Fishing was incredibly good in Temenggor not long after the water had risen inlate December and early January, and news of hundreds of sebarau landed a day was spreading and got everyone's expectation level rose to an all ime high. Adrenalin was rushing.
But lucky is very much a part of Malaysian fishing, and we were deprived of the timely blessing from Lady Luck. The moment we arrived at the lake, Yusof the boathouse operator, was quick to advise us to keep our fingers crossed and 'hope' for the best; in other words, we had to work really hard to get what we came for. Okay, message copied.
Compared to the southern section of the Temenggor lake which is open to the public at any time, Belum is certainly a much quieter waterworld for total relaxation remote from the urban hustle, if one choose not to indulge in serious fishing. The million-year-old pristine rollingforest is still intact, and there are few man-made structures to spoil the scenery. With the relatively well-equipped comfort of the houseboat and close proximity of uncountable fishing spots, the 3days-2nights expedition had suddenly become too short.
The boathouse was satationed at the main lake not far from Sungai Kenarong, which allowed us to explore different types of fishing spots, such as river mouths, interior creeks and channels, half submerged trunks, weedy shallows, snaggy shorline, and sight casting for rising toman.
Fishing was to be done with Abu or Berkeley lures exclusively, all supplied by Pure Fishing. Of the lures, the latest Berkely Gulp! inevitably and immediately became the focus of attention and the darling of the lures lovers. Many things had been said about Gulp! and every body was eager to check them out.
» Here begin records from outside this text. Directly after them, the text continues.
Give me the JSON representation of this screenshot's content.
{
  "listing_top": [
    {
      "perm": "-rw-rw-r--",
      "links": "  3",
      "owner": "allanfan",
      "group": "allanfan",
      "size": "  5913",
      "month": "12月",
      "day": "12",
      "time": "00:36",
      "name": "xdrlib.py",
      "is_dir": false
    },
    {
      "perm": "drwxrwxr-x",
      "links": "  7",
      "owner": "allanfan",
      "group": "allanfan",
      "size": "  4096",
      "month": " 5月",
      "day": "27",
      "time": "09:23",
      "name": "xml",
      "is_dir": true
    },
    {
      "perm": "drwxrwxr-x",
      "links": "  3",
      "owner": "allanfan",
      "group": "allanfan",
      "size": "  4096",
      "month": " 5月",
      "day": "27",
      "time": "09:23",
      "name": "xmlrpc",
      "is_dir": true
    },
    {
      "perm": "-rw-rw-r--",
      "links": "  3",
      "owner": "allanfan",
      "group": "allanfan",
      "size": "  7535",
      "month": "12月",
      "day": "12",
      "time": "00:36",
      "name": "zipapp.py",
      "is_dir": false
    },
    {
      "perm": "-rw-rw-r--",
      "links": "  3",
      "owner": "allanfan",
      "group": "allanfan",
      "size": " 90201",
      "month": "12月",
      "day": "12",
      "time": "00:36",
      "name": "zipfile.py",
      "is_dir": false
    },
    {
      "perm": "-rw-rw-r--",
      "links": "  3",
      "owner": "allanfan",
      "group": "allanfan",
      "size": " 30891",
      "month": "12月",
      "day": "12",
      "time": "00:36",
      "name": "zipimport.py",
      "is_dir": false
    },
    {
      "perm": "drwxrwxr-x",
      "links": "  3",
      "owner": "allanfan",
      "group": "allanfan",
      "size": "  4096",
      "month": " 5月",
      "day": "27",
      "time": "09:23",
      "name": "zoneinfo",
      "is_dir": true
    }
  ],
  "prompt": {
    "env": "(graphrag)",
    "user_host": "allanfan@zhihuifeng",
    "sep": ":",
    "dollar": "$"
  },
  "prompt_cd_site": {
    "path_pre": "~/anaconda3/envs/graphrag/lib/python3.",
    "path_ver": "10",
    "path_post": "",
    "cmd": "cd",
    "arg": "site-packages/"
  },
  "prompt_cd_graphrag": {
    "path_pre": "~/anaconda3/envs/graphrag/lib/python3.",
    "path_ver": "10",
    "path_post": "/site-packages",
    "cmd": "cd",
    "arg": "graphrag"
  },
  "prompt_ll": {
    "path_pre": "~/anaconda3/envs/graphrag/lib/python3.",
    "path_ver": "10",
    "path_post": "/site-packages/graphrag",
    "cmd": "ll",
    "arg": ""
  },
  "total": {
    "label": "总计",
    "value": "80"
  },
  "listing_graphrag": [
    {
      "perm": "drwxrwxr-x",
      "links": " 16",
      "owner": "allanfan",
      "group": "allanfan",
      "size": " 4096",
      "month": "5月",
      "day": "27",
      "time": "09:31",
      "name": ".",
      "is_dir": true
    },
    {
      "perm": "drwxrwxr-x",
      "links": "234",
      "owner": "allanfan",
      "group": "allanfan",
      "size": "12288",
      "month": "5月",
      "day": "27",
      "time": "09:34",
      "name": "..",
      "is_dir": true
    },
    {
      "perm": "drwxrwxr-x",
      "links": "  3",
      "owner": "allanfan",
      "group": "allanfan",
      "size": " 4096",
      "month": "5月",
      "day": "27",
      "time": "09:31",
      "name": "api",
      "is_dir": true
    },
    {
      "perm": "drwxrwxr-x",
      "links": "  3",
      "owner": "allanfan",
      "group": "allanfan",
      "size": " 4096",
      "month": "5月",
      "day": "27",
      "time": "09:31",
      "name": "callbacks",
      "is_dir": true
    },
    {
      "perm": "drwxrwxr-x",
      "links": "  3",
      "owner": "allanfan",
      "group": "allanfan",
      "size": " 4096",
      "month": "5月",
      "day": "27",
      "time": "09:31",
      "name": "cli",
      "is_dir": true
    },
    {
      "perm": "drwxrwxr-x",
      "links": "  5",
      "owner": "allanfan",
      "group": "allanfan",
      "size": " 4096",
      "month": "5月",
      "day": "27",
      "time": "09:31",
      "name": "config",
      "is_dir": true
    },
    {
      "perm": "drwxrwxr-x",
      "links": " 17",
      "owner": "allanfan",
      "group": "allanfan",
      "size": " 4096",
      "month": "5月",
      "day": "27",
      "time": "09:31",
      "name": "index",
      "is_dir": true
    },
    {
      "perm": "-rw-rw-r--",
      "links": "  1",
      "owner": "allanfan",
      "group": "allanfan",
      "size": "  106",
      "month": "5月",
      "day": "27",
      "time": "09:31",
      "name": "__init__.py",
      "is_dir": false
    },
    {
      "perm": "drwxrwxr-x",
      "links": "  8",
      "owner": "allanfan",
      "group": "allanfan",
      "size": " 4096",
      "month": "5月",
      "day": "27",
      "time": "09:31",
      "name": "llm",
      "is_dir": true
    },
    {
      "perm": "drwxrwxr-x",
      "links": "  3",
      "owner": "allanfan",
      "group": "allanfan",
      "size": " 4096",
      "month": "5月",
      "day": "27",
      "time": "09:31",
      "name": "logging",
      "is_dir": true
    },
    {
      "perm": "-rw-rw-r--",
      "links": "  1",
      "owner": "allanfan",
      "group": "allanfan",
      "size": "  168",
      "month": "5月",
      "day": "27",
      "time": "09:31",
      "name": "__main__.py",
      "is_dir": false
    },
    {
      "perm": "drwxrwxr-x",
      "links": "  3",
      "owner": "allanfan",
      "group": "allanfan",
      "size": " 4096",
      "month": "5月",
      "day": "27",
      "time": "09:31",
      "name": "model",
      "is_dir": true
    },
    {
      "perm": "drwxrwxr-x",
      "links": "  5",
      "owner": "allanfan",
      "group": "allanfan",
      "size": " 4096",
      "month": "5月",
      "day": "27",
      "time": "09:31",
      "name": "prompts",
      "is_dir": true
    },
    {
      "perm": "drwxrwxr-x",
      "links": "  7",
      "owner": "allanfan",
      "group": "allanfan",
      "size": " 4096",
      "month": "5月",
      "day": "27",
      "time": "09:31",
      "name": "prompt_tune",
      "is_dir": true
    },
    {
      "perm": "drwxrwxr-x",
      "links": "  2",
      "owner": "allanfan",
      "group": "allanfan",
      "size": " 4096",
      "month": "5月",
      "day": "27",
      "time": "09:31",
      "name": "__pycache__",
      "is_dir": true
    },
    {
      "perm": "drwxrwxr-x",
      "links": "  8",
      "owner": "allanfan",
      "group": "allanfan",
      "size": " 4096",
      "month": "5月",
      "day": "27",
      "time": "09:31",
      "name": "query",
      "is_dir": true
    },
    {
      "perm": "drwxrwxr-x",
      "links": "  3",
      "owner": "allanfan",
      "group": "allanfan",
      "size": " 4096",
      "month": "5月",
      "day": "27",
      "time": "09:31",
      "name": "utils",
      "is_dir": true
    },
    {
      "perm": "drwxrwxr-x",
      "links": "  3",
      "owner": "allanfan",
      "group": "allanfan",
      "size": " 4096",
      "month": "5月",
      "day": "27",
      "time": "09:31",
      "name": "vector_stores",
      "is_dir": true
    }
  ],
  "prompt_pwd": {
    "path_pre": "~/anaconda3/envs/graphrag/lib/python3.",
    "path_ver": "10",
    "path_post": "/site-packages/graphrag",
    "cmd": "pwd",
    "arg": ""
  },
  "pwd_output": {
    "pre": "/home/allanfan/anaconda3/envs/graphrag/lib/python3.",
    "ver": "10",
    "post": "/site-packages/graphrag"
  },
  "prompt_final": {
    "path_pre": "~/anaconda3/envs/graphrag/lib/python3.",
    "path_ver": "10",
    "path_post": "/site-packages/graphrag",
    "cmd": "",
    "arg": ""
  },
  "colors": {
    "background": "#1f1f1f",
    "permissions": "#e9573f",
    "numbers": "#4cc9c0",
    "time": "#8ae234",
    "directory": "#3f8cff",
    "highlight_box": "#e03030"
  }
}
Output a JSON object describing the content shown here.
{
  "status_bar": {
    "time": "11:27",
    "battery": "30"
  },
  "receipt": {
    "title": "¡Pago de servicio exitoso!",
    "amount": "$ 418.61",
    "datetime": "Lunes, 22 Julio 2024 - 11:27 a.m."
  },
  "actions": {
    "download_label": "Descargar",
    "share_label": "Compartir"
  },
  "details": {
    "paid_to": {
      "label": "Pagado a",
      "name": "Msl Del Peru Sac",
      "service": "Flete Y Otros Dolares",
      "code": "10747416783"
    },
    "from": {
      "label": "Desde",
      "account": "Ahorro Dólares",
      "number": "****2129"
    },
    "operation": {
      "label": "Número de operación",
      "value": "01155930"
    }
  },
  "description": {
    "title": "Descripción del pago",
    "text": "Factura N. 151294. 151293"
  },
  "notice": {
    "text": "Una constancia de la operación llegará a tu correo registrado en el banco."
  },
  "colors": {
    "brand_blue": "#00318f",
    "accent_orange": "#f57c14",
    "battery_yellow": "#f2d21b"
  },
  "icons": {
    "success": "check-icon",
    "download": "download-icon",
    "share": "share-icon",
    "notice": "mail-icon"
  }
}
We can never imagine that an artificial lizard would catch a sebarau. But I had ti believe it, as I'm alone accounted for three good sebarau each more than a kilo in size, using the 6-inch purple coloured Gulp lizard, rigged on a jighead.
Catching sebarau with Gulp! is a completely new experience. it is totally different from hard lure presentation, hitherto the most common method of stalking the speedster in the Temenggor lake.
After hours of trial and error, finally I managed to fine-tune his presenttation, and thereafter, started to land one fish after another, all on Gulp!. And the most exciting part was, the Gulp! lizard seemed to be effective in enticing the bigger sebarau above 1kg, nothing less.
While sharing the experience with the other buddies, I confident that the Gulp! lizard is best presented by casting to a possible swim, allowing it to sink to the bottom before retrieving it back gradually. The lively movement of the lizard body and legs, as well as the powerfull scent of the Gulp! would work by it self. All my sebarau were caught during straight slow retrieve jerking at all.
Another great advantage of the jighead with lizard combo is its weedless feature which allows it to be cast into snaggy spots where the fishes like ti seek shelter or for ambush. One of my sebarau was hauled out from such hideout, which is unlikely to be tackled using the normal hard or soft baits with exposed to hook points.
The 6-inch Gulp! is also a splendid offer for the toman. Using the normal soft plastic jigging technique, manage to hit several toman using this latest innovation from berkeley, including the biggest fish which hit the scale at 5.2 kilos.
But last and not list, it is the spirit of teamwork, the selfless sharing of information and knowledge, and the camaraderie of being together in an exclusive fishing paradise, which certainly added up to culminate in one great memory that every team mate would cherish for a long time.